Reroute the reproductive system so that it doesn’t center between the legs. Maybe up about half way to the navel. This would allow easier birthing as offspring wouldn’t exit through the floor of the bony pelvis and sexual activity would be less prone to infection. And dancing close could be really fun!
Extend the spectral sensitivity of the eyes so that we could see how hot objects were, and get more information in the ultraviolet end of the spectrum like some insects, birds and other mammals do. Make our eyes cataract proof.
Give us third eyelids that protect the eye and give the correct refraction in water so we could see underwater.
Make our teeth with additional replacement sets that give us new teeth every decade or so.
Eliminate acne.
There are so many great ideas in this thread that I will have a hard time going to sleep.
I am already mixing & matching some of them.
Multiple orgasms for men.
This! Teeth are a huge nuisance to maintain.
I asked my wife about it and she said inflatable boobs. Double D’s when you want 'em and A’s when you don’t.
The serious answer would be better brain circuitry so that mental disorders wouldn’t happen.
Let us lay eggs. Small eggs, that take months to incubate outside of the body.
Also, as people mentioned before, constantly growing teeth and better joints. (Esp. fingers/wrists. Damn ye, carpal tunnel.)
Retractable sexual characteristics would be pretty useful in general. Be taken seriously in situations where gender should be irrelevant, stop guys hitting on you at inappropriate times, but a night out on the town? Boobs out, arse out, waist in!
Creepy guy staring at you? In they go! Hot guy glances over? Out they come!
Control of ovulation would also be pretty damn helpful.
Yeah, complete control over ovulation would be good, as well as the ability to consciously terminate a pregnancy in its early stages.
Adjustable boobs is great too. Get pulled over by the cops? Whump, double D. Need to run a marathon? Whump, A.
I would like the ability to grow a thick, luxurious 'stache and beard. The 18-foot black hair growing from my middle-age lady chin doesn’t count.
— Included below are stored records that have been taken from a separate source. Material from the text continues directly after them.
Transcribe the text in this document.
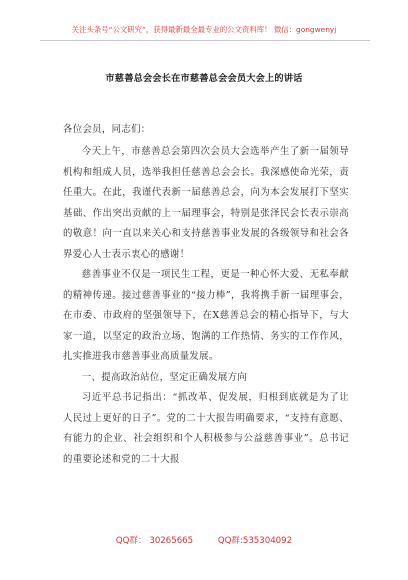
关注头条号“公文研究”，获得最新最全最专业的公文资料库！ 微信：gongwenyj
市慈善总会会长在市慈善总会会员大会上的讲话
各位会员，同志们：

今天上午，市慈善总会第四次会员大会选举产生了新一届领导机构和组成人员，选举我担任慈善总会会长。我深感使命光荣，责任重大。在此，我谨代表新一届慈善总会，向为本会发展打下坚实基础、作出突出贡献的上一届理事会，特别是张泽民会长表示崇高的敬意！向一直以来关心和支持慈善事业发展的各级领导和社会各界爱心人士表示衷心的感谢！

慈善事业不仅是一项民生工程，更是一种心怀大爱、无私奉献的精神传递。接过慈善事业的“接力棒”，我将携手新一届理事会，在市委、市政府的坚强领导下，在X慈善总会的精心指导下，与大家一道，以坚定的政治立场、饱满的工作热情、务实的工作作风，扎实推进我市慈善事业高质量发展。

一、提高政治站位，坚定正确发展方向

习近平总书记指出：“抓改革、促发展，归根到底就是为了让人民过上更好的日子”。党的二十大报告明确要求，“支持有意愿、有能力的企业、社会组织和个人积极参与公益慈善事业”。总书记的重要论述和党的二十大报

QQ群： 30265665	QQ群:535304092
And the option to not have boobs at all!
Better knee and spine design to eliminate common problems.
Women have the ability to consciously control their reproductive system, and only get pregnant when they choose.
Make women as large and strong, on average, as men. Alternately, get rid of dual gender biology and make everyone hermaphroditic – everyone can get pregnant (with the ability to control it), and everyone can impregnate someone else.
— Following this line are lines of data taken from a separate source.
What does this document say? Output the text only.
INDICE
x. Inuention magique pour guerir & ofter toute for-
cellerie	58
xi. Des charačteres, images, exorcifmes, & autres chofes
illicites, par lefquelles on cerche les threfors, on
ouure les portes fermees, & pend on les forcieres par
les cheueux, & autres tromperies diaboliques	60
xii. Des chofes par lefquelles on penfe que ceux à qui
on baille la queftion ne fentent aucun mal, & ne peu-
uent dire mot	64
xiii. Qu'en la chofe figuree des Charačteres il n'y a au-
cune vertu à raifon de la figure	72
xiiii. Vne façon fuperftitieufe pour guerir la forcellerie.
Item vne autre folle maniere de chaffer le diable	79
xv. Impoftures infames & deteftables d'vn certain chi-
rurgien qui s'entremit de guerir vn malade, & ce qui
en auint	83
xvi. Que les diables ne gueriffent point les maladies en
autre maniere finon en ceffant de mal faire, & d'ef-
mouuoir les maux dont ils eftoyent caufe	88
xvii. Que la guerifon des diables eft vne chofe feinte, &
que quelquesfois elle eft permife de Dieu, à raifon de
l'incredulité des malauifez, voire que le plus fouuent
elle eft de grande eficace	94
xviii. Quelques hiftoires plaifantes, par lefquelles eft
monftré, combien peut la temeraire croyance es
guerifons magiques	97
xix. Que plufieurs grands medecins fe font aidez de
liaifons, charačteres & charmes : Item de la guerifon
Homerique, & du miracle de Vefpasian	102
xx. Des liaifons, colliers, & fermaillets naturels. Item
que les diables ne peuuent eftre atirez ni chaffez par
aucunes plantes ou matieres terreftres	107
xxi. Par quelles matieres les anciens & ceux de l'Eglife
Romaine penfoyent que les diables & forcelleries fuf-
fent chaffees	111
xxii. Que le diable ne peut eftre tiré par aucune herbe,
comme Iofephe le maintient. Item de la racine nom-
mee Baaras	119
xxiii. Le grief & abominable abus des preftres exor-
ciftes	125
Armour plating on top of skull, temples and back of neck extending down to mid-shoulders.
Four pairs of eyes like spiders, with indirect eyes lined with tapatum also like a spider’s.
Electroreception, like a shark, so as to better know when your kids are texting as opposed to doing homework.
Cartalaginous skeleton.
Big bushy squirrel tail to maintain balance while on bikes and make it a nice colour to better attract the ladies.
I’m surprised there isn’t more enthusiasm for ‘boobs on the back’.
Yes, and I’ll take a throat vagina / throat penis with them.
Esophagus nowhere close to the trachea.
Perfect vision in all light (or dark) conditions; ability to morph into microscopic and telescopic vision at will.
And why is this wearing sunglasses, anyway?